Leider komplett versagt und enttäuscht
Pros
Von Anfang an bekommt man viel Verantwortung muss sehr selbstständig und flexibel sein – auch als Aushilfe – denn Know-how langjähriger Mitarbeiter ist quasi nicht existent. Flexibel wird man, da jeder Kollege seine eigenen Ansprüche und Arbeitsabläufe hat und diese sich fast täglich ändern. Auch wenn man hierarchisch unterhalb vieler Mitarbeiter ist, so kann man sich glücklich schätzen, das doppelte Arbeitspensum einer Festkraft bei halber Arbeitszeit zu haben, da das Management dies als „einen wertschätzenden Arbeitgeber“ definiert.

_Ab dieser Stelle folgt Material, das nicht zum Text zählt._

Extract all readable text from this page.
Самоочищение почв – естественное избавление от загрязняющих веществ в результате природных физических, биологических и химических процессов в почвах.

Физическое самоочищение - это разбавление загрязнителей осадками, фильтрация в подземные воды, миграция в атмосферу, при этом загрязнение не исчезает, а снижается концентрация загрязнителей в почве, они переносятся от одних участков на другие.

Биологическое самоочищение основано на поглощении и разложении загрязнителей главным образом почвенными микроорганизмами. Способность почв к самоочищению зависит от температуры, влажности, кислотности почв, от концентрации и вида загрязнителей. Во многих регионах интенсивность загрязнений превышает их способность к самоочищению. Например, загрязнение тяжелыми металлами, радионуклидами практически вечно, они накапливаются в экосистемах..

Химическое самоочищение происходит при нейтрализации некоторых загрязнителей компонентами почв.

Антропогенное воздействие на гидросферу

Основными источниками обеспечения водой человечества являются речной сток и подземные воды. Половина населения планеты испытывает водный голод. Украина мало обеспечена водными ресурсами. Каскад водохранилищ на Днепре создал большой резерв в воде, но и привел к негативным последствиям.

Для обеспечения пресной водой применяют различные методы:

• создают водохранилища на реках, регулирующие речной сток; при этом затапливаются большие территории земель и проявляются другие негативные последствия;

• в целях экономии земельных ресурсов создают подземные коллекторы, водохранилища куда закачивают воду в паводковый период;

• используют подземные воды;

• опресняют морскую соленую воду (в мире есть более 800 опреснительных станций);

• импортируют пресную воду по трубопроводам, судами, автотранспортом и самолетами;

Auch kann man unglaublich froh sein einen marküblichen Lohn zu haben (Achtung: nicht unterdurchschnittlich), bei dem man als Student kaum Steuer- und Sozialversicherungsabgaben hat (Achtung: hat man deutschlandweit bei jedem Unternehmen nicht). Wenn man mal innerhalb eines Monats eine dreistellige Anzahl an Überstunden anfallen, so bin ich dennoch natürlich sehr froh so viele Stunden ableisten zu müssen, um die Fehler und schlechte Arbeitsweise meiner Kollegin korrigieren zu müssen. Nachwuchsförderung wird natürlich sehr groß geschrieben, in dem man darin gefördert wird Backlog in Lichtgeschwindigkeit zu leeren ohne jegliche Anerkennung und Wertschätzung. Bei Feedbackgesprächen wird dann einem gesagt, man solle sich lieber was anderes suchen, da man überqualifiziert sei.
Kontras
Selbst nach mehreren Monaten „betteln“ mehr Verantwortung zu haben und tausenden Versprechen, wird man immer wieder auf die nächste Woche vertröstet, da vereinzelt Mitarbeiter in den Urlaub fliegen ohne Rückflug oder sich nach dem Urlaub erstmal krankmelden. Spricht man mangelnde Wertschätzung beim Management an, so heißt es: Du kannst froh sein, einen Arbeitgeber zu haben. Ich denke mein Arbeitgeber kann eher froh sein mich zu haben.